Intinya di saat kampanye caleg harus siap uang kontan dalam jumlah
besar, karena setiap saat ada yang meminta.
Mendengar
penjelasan itu, saya jadi berpikir pola transaksional sudah sangat kental dalam
proses pemilu. Semua dihitung sebagai
“jual-beli” dan serba uang kontan.
Masyarakat juga semakin “pintar” dan berprinsip “toh kalau sudah jadi,
belum tentu ingat dengan kita”. “Toh
tidak ada besanya apakah si-A atau si-B yang mewakilinya di DPR”. “Kapan lagi rakyat mendapatkan sesuatu kalau
bukan menggedor saat menjelang pemilu”.
Kedua, kalau begitu besar biaya untuk menjadi caleg maka memang hanya orang
yang punya “modal” yang bisa mencalonkan diri.
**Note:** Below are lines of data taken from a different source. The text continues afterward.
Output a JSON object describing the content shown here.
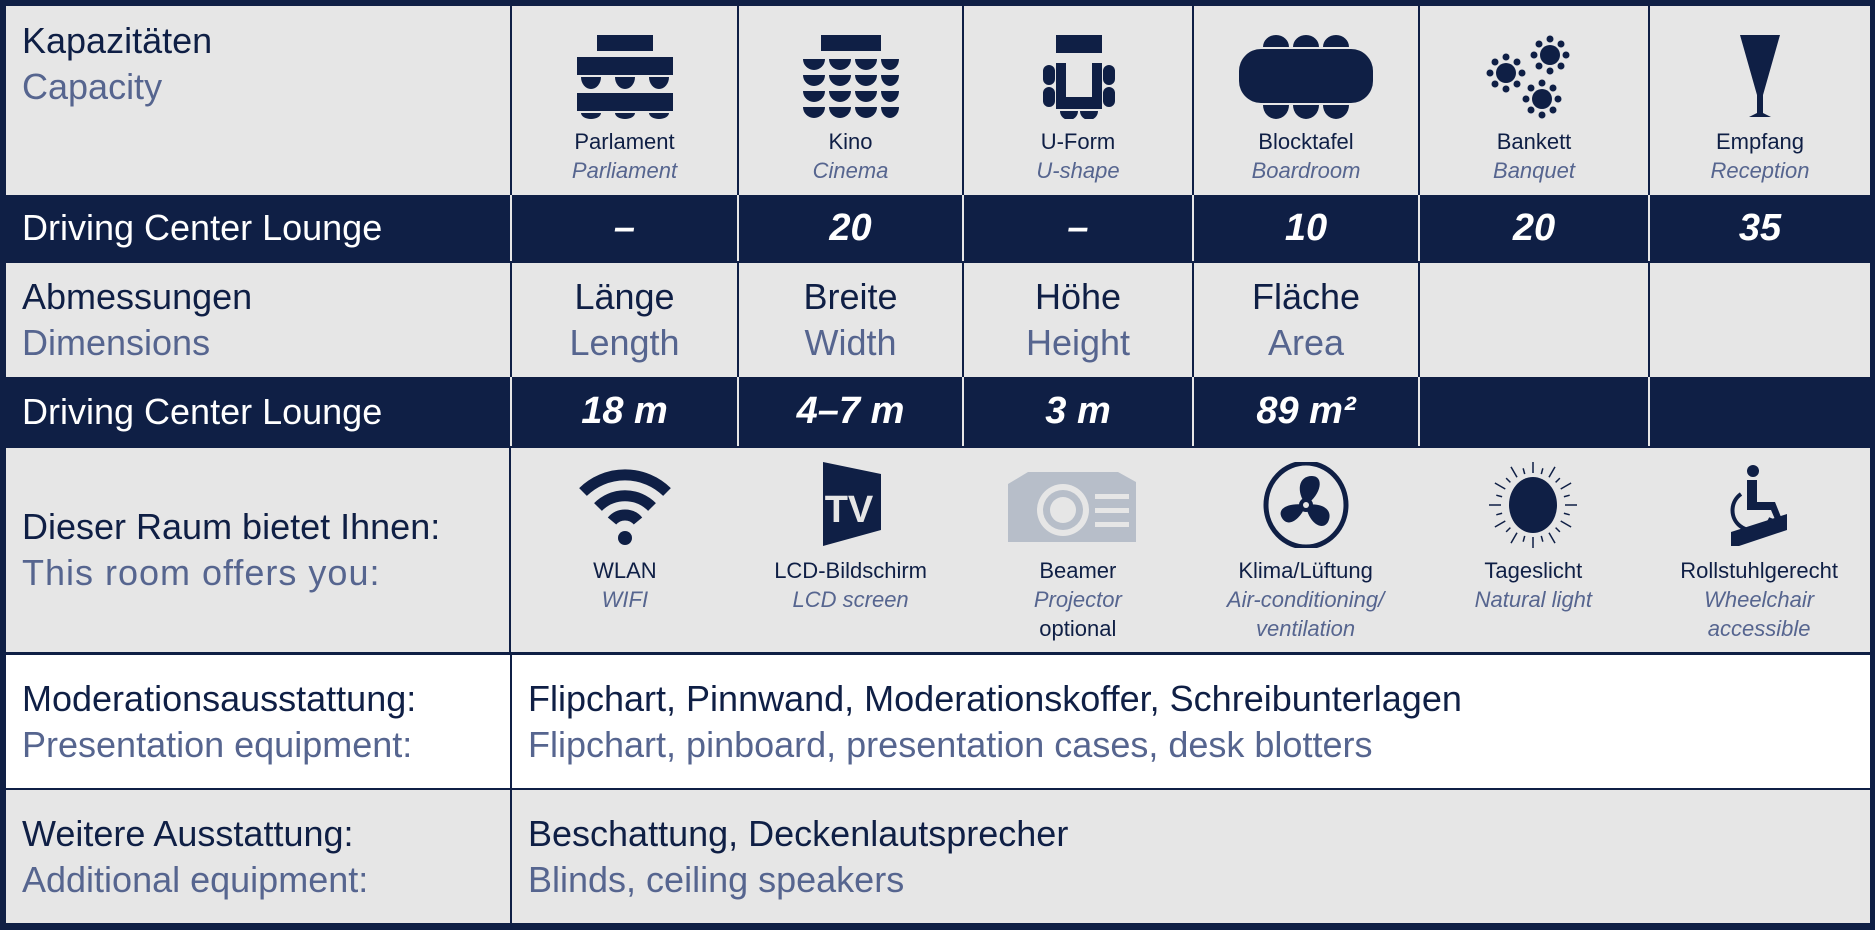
{
  "capacity": {
    "title_de": "Kapazitäten",
    "title_en": "Capacity",
    "layouts": [
      {
        "de": "Parlament",
        "en": "Parliament",
        "icon": "parliament-icon"
      },
      {
        "de": "Kino",
        "en": "Cinema",
        "icon": "cinema-icon"
      },
      {
        "de": "U-Form",
        "en": "U-shape",
        "icon": "u-shape-icon"
      },
      {
        "de": "Blocktafel",
        "en": "Boardroom",
        "icon": "boardroom-icon"
      },
      {
        "de": "Bankett",
        "en": "Banquet",
        "icon": "banquet-icon"
      },
      {
        "de": "Empfang",
        "en": "Reception",
        "icon": "reception-glass-icon"
      }
    ],
    "room": "Driving Center Lounge",
    "values": [
      "–",
      "20",
      "–",
      "10",
      "20",
      "35"
    ]
  },
  "dimensions": {
    "title_de": "Abmessungen",
    "title_en": "Dimensions",
    "headers": [
      {
        "de": "Länge",
        "en": "Length"
      },
      {
        "de": "Breite",
        "en": "Width"
      },
      {
        "de": "Höhe",
        "en": "Height"
      },
      {
        "de": "Fläche",
        "en": "Area"
      }
    ],
    "room": "Driving Center Lounge",
    "values": [
      "18 m",
      "4–7 m",
      "3 m",
      "89 m²"
    ]
  },
  "features": {
    "title_de": "Dieser Raum bietet Ihnen:",
    "title_en": "This room offers you:",
    "items": [
      {
        "de": "WLAN",
        "en": "WIFI",
        "icon": "wifi-icon"
      },
      {
        "de": "LCD-Bildschirm",
        "en": "LCD screen",
        "icon": "tv-icon"
      },
      {
        "de": "Beamer",
        "en": "Projector",
        "note": "optional",
        "icon": "projector-icon"
      },
      {
        "de": "Klima/Lüftung",
        "en": "Air-conditioning/",
        "en2": "ventilation",
        "icon": "fan-icon"
      },
      {
        "de": "Tageslicht",
        "en": "Natural light",
        "icon": "sun-icon"
      },
      {
        "de": "Rollstuhlgerecht",
        "en": "Wheelchair",
        "en2": "accessible",
        "icon": "wheelchair-icon"
      }
    ]
  },
  "presentation": {
    "label_de": "Moderationsausstattung:",
    "label_en": "Presentation equipment:",
    "value_de": "Flipchart, Pinnwand, Moderationskoffer, Schreibunterlagen",
    "value_en": "Flipchart, pinboard, presentation cases, desk blotters"
  },
  "additional": {
    "label_de": "Weitere Ausstattung:",
    "label_en": "Additional equipment:",
    "value_de": "Beschattung, Deckenlautsprecher",
    "value_en": "Blinds, ceiling speakers"
  },
  "colors": {
    "navy": "#0f1f45",
    "muted": "#56658f",
    "light": "#e6e6e6",
    "disabled": "#b7bec9"
  }
}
Orang yang tidak punya modal, walaupun pandai dan
punya minta menjadi caleg, tidak akan dapat masuk ke jalur itu. Dalam hati saya bertanya: “orang-orang pandai
dan idealis apakah punya uang sebesar itu ya?”
Keyakinan saya, jawabnya “tidak punya”.
Jadi betul ungkapan Pak Ahmad Mubarok, orang yang pandai dan idealis
umumnya tidak punya modal sebesar itu dan akhirnya tidak dapat menjadi caleg.
Bagaimana
orang-orang yang pandai dan sudah memiliki pekerjaan mapan, sehingga memiliki
uang banyak? Jangan-jangan ungkapan Pak
Ahmad Mubarok itu betul, yaiu: “mereka yang pandai dan punya uang tidak mau
menjadi caleg”. Tentu banyak alasannya,
mungkin sudah sibuk dengan pekerjaannya saat ini. Atau menjadi DPR tidak menarik bagi orang
idealis. Atau berita yang cenderung negatif
terhadap perilaku sebagian anggota DPR membuat
Merenungkan
fenomena di atas, saya jadi teringat seloroh yang populer pada pertengahan
tahun 1990-an. Katanya antara “pandai”,
“loyal” dan “jujur” sulit untuk bersatu dalam diri seseorang. Orang yang pandai dan loyal, seringkali tidak
jujur. Orang yang pandai dan jujur,
seringkali tidak loyal. Orang yang loyal
dan jujur, seringkali tidak pandai.
Apakah
antara “pandai”, “kaya” dan “idealis” juga sulit bersatu dalam diri seorang
caleg? Artinya, caleg yang pandai dan
kaya, seringkali tidak idealis. Caleg
yang pandai dan idealis, seringkali tdak kaya.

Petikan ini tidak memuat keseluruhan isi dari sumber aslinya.